Poszkodowani twierdzą, że sprzedawano je pod nazwą ubezpieczeń na życie albo lokat. Szef stowarzyszenia Jacek Łęski twierdzi, że były to tymczasem bardzo ryzykowne lokaty. Twierdzi, że umowy były tak skonstruowane, że wycofanie się z nich oznaczało utratę wszystkich pieniędzy, co jest niezgodne z prawem. Co więcej, przynajmniej część tych lokat przynosi straty, które po kilku latach sięgają 80 - 90 procent ich początkowej wartości.

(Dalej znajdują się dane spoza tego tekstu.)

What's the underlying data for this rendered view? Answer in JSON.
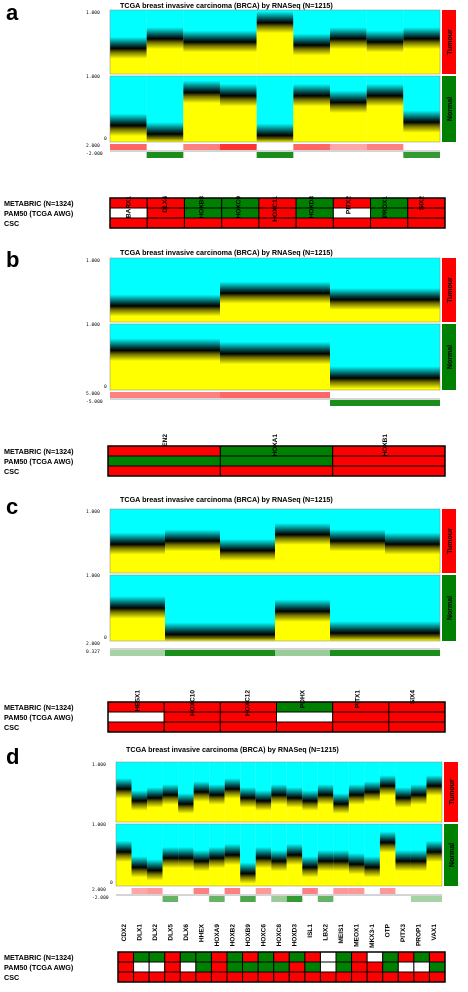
{
  "chart_data": [
    {
      "type": "heatmap",
      "panel_label": "a",
      "title": "TCGA breast invasive carcinoma (BRCA) by RNASeq (N=1215)",
      "genes": [
        "BARX1",
        "DLX4",
        "HOXB8",
        "HOXC9",
        "HOXC11",
        "HOXD8",
        "PITX2",
        "PROX1",
        "SIX2"
      ],
      "groups": [
        "Tumour",
        "Normal"
      ],
      "axis_ticks": {
        "top_max": "1.000",
        "mid_max": "1.000",
        "zero": "0",
        "diff_max": "2.000",
        "diff_min": "-2.000"
      },
      "tumour_median": [
        0.4,
        0.55,
        0.5,
        0.5,
        0.8,
        0.45,
        0.55,
        0.5,
        0.55
      ],
      "normal_median": [
        0.25,
        0.12,
        0.75,
        0.7,
        0.1,
        0.7,
        0.6,
        0.7,
        0.3
      ],
      "diff_signs": [
        "up",
        "down",
        "up",
        "up",
        "down",
        "up",
        "up",
        "up",
        "down"
      ],
      "diff_mag": [
        0.6,
        0.9,
        0.5,
        0.8,
        0.9,
        0.6,
        0.2,
        0.5,
        0.8
      ],
      "rows": [
        {
          "label": "METABRIC (N=1324)",
          "cells": [
            "red",
            "red",
            "green",
            "green",
            "red",
            "green",
            "red",
            "green",
            "red"
          ]
        },
        {
          "label": "PAM50 (TCGA AWG)",
          "cells": [
            "white",
            "red",
            "green",
            "green",
            "red",
            "green",
            "white",
            "green",
            "red"
          ]
        },
        {
          "label": "CSC",
          "cells": [
            "red",
            "red",
            "red",
            "red",
            "red",
            "red",
            "red",
            "red",
            "red"
          ]
        }
      ]
    },
    {
      "type": "heatmap",
      "panel_label": "b",
      "title": "TCGA breast invasive carcinoma (BRCA) by RNASeq (N=1215)",
      "genes": [
        "EN2",
        "HOXA1",
        "HOXB1"
      ],
      "groups": [
        "Tumour",
        "Normal"
      ],
      "axis_ticks": {
        "top_max": "1.000",
        "mid_max": "1.000",
        "zero": "0",
        "diff_max": "5.000",
        "diff_min": "-5.000"
      },
      "tumour_median": [
        0.25,
        0.45,
        0.35
      ],
      "normal_median": [
        0.6,
        0.55,
        0.18
      ],
      "diff_signs": [
        "up",
        "up",
        "down"
      ],
      "diff_mag": [
        0.5,
        0.6,
        0.9
      ],
      "rows": [
        {
          "label": "METABRIC (N=1324)",
          "cells": [
            "red",
            "green",
            "red"
          ]
        },
        {
          "label": "PAM50 (TCGA AWG)",
          "cells": [
            "green",
            "green",
            "red"
          ]
        },
        {
          "label": "CSC",
          "cells": [
            "red",
            "red",
            "red"
          ]
        }
      ]
    },
    {
      "type": "heatmap",
      "panel_label": "c",
      "title": "TCGA breast invasive carcinoma (BRCA) by RNASeq (N=1215)",
      "genes": [
        "HESX1",
        "HOXC10",
        "HOXC12",
        "PDHX",
        "PITX1",
        "SIX4"
      ],
      "groups": [
        "Tumour",
        "Normal"
      ],
      "axis_ticks": {
        "top_max": "1.000",
        "mid_max": "1.000",
        "zero": "0",
        "diff_max": "2.000",
        "diff_min": "0.327"
      },
      "tumour_median": [
        0.45,
        0.5,
        0.35,
        0.6,
        0.5,
        0.45
      ],
      "normal_median": [
        0.5,
        0.1,
        0.1,
        0.45,
        0.12,
        0.12
      ],
      "diff_signs": [
        "down",
        "down",
        "down",
        "down",
        "down",
        "down"
      ],
      "diff_mag": [
        0.3,
        0.9,
        0.9,
        0.4,
        0.9,
        0.9
      ],
      "rows": [
        {
          "label": "METABRIC (N=1324)",
          "cells": [
            "red",
            "red",
            "red",
            "green",
            "red",
            "red"
          ]
        },
        {
          "label": "PAM50 (TCGA AWG)",
          "cells": [
            "white",
            "red",
            "red",
            "white",
            "red",
            "red"
          ]
        },
        {
          "label": "CSC",
          "cells": [
            "red",
            "red",
            "red",
            "red",
            "red",
            "red"
          ]
        }
      ]
    },
    {
      "type": "heatmap",
      "panel_label": "d",
      "title": "TCGA breast invasive carcinoma (BRCA) by RNASeq (N=1215)",
      "genes": [
        "CDX2",
        "DLX1",
        "DLX2",
        "DLX5",
        "DLX6",
        "HHEX",
        "HOXA9",
        "HOXB2",
        "HOXB9",
        "HOXC6",
        "HOXC8",
        "HOXD3",
        "ISL1",
        "LBX2",
        "MEIS1",
        "MEOX1",
        "MKX3-1",
        "OTP",
        "PITX3",
        "PROP1",
        "VAX1"
      ],
      "groups": [
        "Tumour",
        "Normal"
      ],
      "axis_ticks": {
        "top_max": "1.000",
        "mid_max": "1.000",
        "zero": "0",
        "diff_max": "2.000",
        "diff_min": "-2.000"
      },
      "tumour_median": [
        0.55,
        0.35,
        0.4,
        0.45,
        0.3,
        0.5,
        0.45,
        0.55,
        0.4,
        0.35,
        0.45,
        0.4,
        0.35,
        0.45,
        0.3,
        0.45,
        0.5,
        0.6,
        0.4,
        0.45,
        0.6
      ],
      "normal_median": [
        0.55,
        0.3,
        0.25,
        0.45,
        0.45,
        0.4,
        0.45,
        0.5,
        0.2,
        0.45,
        0.4,
        0.5,
        0.3,
        0.4,
        0.4,
        0.35,
        0.3,
        0.7,
        0.4,
        0.4,
        0.55
      ],
      "diff_signs": [
        "none",
        "up",
        "up",
        "down",
        "none",
        "up",
        "down",
        "up",
        "down",
        "up",
        "down",
        "down",
        "up",
        "down",
        "up",
        "up",
        "none",
        "up",
        "none",
        "down",
        "down"
      ],
      "diff_mag": [
        0,
        0.3,
        0.4,
        0.6,
        0,
        0.5,
        0.6,
        0.5,
        0.7,
        0.4,
        0.4,
        0.8,
        0.5,
        0.6,
        0.4,
        0.4,
        0,
        0.4,
        0,
        0.3,
        0.3
      ],
      "rows": [
        {
          "label": "METABRIC (N=1324)",
          "cells": [
            "red",
            "green",
            "green",
            "red",
            "green",
            "green",
            "red",
            "green",
            "red",
            "green",
            "red",
            "green",
            "red",
            "white",
            "green",
            "red",
            "white",
            "green",
            "red",
            "green",
            "red"
          ]
        },
        {
          "label": "PAM50 (TCGA AWG)",
          "cells": [
            "red",
            "white",
            "white",
            "red",
            "white",
            "green",
            "red",
            "green",
            "green",
            "green",
            "green",
            "red",
            "green",
            "white",
            "green",
            "red",
            "red",
            "green",
            "white",
            "white",
            "green"
          ]
        },
        {
          "label": "CSC",
          "cells": [
            "red",
            "red",
            "red",
            "red",
            "red",
            "red",
            "red",
            "red",
            "red",
            "red",
            "red",
            "red",
            "red",
            "red",
            "red",
            "red",
            "red",
            "red",
            "red",
            "red",
            "red"
          ]
        }
      ]
    }
  ],
  "colors": {
    "red": "#ff0000",
    "green": "#008000",
    "white": "#ffffff",
    "cyan": "#00ffff",
    "yellow": "#ffff00",
    "teal": "#2f6f6f"
  }
}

Takie lokaty są sprzedawane przez kilkanaście działających w naszym kraju instytucji finansowych. Prawnicy współpracujący ze stowarzyszeniem złożyli już dwa pozwy zbiorowe w tej sprawie. Jedna z prawniczek Anna Lengiewicz apeluje, by osoby, które posiadają lokatę inwestycyjną bez prawa odzyskania swoich pieniędzy, nie poddawały się. Można zwrócić się zarówno do Rzecznika Ubezpieczonych, jak i Rzecznika Konsumenta. Można też złożyć zarówno pozew indywidualny, jak i zbiorowy.
Według danych stowarzyszenia, w tej chwili takie lokaty posiada 5 milionów Polaków, a suma wpłat wynosi ponad 40 miliardów złotych.